British markets are bracing for the worst ‘birthdays’ in years

British markets are preparing to record their worst sell-offs in recent years in the “Christmas” and New Year seasons, in light of the inflationary crisis and the high cost of living in the country, and in concurrent with the growing anxiety of many of the upcoming economic events instability.

The latest data released in London, viewed by Al Arabiya Net, showed that market demand in Great Britain fell by 13.6% last November, in drop of 1.5 percentage points compared to what was recorded in October, in as consumers increasingly tend to limit spending due to the acute cost-of-living crisis.

According to the British Retail Consortium (BRC), this is worse than the last three months’ average decline of 11.5%, which heralds further declines during the ‘Christmas’ and New Year’s season, which is considered the main shopping season every year. year , trending UK markets To record the worst ‘Christmas’ in years in terms of sales and consumer demand, except for this, of course, the Corona period, i.e. the last two years in which markets have been disrupted due to shutdowns to limit the epidemic.

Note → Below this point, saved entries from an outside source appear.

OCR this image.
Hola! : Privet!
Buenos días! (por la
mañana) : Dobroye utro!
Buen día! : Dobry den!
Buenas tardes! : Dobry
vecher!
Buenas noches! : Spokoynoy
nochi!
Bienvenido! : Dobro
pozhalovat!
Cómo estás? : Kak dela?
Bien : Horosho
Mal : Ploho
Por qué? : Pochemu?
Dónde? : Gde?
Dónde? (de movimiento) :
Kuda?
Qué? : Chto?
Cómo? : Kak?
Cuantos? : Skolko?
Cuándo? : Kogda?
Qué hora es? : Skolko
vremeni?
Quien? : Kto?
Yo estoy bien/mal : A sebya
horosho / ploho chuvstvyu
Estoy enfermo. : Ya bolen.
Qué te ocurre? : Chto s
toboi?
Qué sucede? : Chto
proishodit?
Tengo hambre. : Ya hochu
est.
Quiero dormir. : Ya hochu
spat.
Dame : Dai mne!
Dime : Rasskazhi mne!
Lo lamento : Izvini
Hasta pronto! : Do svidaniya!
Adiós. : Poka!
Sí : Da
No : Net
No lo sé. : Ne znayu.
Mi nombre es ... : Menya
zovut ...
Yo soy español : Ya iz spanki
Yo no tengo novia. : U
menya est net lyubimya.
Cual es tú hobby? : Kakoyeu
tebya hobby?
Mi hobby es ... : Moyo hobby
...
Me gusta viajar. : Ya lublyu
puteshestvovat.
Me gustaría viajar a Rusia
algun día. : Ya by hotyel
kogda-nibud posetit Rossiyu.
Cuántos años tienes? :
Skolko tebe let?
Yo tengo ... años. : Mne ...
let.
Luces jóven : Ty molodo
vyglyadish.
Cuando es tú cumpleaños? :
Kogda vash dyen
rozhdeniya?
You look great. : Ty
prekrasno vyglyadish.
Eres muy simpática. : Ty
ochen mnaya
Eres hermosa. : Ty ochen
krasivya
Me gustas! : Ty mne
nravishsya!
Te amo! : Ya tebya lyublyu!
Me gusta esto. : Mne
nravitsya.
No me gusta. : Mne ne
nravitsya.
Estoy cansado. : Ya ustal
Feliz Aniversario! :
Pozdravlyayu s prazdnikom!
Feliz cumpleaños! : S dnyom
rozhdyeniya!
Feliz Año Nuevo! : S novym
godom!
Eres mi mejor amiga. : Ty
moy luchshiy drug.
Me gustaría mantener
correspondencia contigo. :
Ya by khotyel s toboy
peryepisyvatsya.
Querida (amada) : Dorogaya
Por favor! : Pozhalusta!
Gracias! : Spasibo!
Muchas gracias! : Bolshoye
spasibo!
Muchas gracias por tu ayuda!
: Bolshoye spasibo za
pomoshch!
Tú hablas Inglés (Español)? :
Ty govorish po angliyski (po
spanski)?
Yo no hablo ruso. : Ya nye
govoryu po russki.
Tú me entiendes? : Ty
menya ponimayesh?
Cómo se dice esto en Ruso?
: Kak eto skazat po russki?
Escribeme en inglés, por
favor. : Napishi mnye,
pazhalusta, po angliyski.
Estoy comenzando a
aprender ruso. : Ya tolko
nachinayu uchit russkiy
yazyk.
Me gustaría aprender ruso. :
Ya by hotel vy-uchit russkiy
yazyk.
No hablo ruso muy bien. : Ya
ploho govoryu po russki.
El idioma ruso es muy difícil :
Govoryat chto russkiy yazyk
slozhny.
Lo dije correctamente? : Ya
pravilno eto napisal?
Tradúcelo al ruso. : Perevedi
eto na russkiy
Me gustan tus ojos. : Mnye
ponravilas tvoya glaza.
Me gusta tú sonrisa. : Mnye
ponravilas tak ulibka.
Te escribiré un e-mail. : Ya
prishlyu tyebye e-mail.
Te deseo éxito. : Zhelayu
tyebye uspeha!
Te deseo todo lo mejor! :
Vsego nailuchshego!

The data, covering the four weeks between 30 October and 26 November, revealed that market appetite in Britain was down 13.6% for the month compared to before the pandemic in 2019.

Retail stores have suffered in this period a decline of 4.2%, while the number of shopping centers decreased by 23.2%.

On an annual basis, overall demand for markets increased by 3.7%, for high street shops by 8% and for shopping centers by 7%.

Market demand in Birmingham fell by 19.4% over the four weeks, marking the worst performance in Great Britain in just one month.

The press said November also brought a number of disruptions in shopping habits, with train and postal strikes, as well as concerns over the World Cup.

Helen Dickinson, chief executive of the British Retail Confederation, said: “Traffic has suffered another slump as the cost-of-living crisis prevented some consumers from visiting stores in November. Others have chosen to stay home due to the ‘interruption of the railway strikes, or have chosen the World Cup over visits. shopping’.

Dickinson added that many major cities have been hit hard, with Birmingham, Bristol and Manchester seeing the steepest drop in market demand since January.

Rising inflation and low consumer confidence continue to dampen spending expectations in the run-up to Christmas. While retailers do their best to keep prices as low as possible for their customers, for many families, financial worries trump spending.